Question

Find the general solution of the equation:
(y^2 −2xy)dx+(2xy−x^2)dy=0

Answer 1

Look for a function F such that
\[ \partial F/\partial x = y^2 - 2xy \]
and
\[ \partial F/\partial y = 2xy - x^2 \]
Then your equation is an expression for \( dF \)

Answer 2

I just wanna check my answer.. i put it into wolfram alpha and for some reason it gave me e^(-c) which is just a constant so i wasnt sure why it would put it like that as opposed to just putting an arbitrary constant C

Answer 3

my answer that i got was
y= \[x^2\pm \sqrt{x^4-4xC}\] ------------------
2x

Answer 4

hey

Answer 5

The DE we have is exact because \({\partial \over \partial x}(2xy−x^2)=2y-2x={\partial \over \partial y}(y^2 −2xy)=2y-2x.\) So there exists a solution f(x,y) such that:
1) \(\large f_x=y^2-2xy \text{ and } f_y=2xy−x^2.\)

Answer 6

By integrating both sides of the first equation with respect to \(x\) we get:
\(f(x,y)=y^2x-x^2y+g(y)\) \( (*)\)
Now differentiate both sides of \((*)\) with respect to y:
\(f_y=2xy-x^2+g'(y)=2xy-x^2 \implies g'(y)=0 \implies g(y)=c\).

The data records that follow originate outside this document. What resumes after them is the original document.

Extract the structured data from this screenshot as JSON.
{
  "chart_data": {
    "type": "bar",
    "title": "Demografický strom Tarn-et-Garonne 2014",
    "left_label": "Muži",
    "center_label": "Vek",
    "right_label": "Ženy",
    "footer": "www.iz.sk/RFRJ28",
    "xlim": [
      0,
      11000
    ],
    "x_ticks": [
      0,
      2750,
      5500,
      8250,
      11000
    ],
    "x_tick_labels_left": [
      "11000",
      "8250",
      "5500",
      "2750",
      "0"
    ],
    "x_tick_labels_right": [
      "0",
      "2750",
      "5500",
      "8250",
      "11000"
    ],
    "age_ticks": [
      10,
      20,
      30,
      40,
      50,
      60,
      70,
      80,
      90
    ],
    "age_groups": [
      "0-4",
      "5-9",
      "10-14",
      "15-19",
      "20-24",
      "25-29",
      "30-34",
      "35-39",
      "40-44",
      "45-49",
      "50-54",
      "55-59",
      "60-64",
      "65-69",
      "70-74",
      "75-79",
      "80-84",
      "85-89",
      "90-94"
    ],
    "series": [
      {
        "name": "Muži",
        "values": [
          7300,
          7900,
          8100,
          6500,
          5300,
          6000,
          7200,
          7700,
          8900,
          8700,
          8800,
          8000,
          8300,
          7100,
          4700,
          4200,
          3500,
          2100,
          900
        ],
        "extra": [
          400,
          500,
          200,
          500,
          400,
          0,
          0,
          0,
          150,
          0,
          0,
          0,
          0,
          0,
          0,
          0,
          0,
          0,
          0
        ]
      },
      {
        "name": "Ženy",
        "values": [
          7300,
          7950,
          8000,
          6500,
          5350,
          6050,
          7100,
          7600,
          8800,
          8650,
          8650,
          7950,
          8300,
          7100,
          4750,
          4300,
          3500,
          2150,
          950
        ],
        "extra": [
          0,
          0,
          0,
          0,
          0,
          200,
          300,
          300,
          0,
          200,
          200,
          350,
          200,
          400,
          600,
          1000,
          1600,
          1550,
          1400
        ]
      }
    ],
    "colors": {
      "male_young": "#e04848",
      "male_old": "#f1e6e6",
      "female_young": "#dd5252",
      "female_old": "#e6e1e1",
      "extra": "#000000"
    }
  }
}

Hence \(f(x,y)=y^2x-x^2y+c\) is a solution of the given differential equation.

Answer 7

shatoor xD

Answer 8

I think it's better to write the solution as \(y^2x-x^2y=c\). And Shokran Lana, menkom net3allam! :D

Answer 9

Oh I might add one thing, you can use the quadratic formula to solve for y. :D

Answer 10

The quadratic equation is \(\large y^2x-x^2y+c=0 \implies y=\frac{x^2\pm \sqrt{x^4-4cx}}{2x}.\)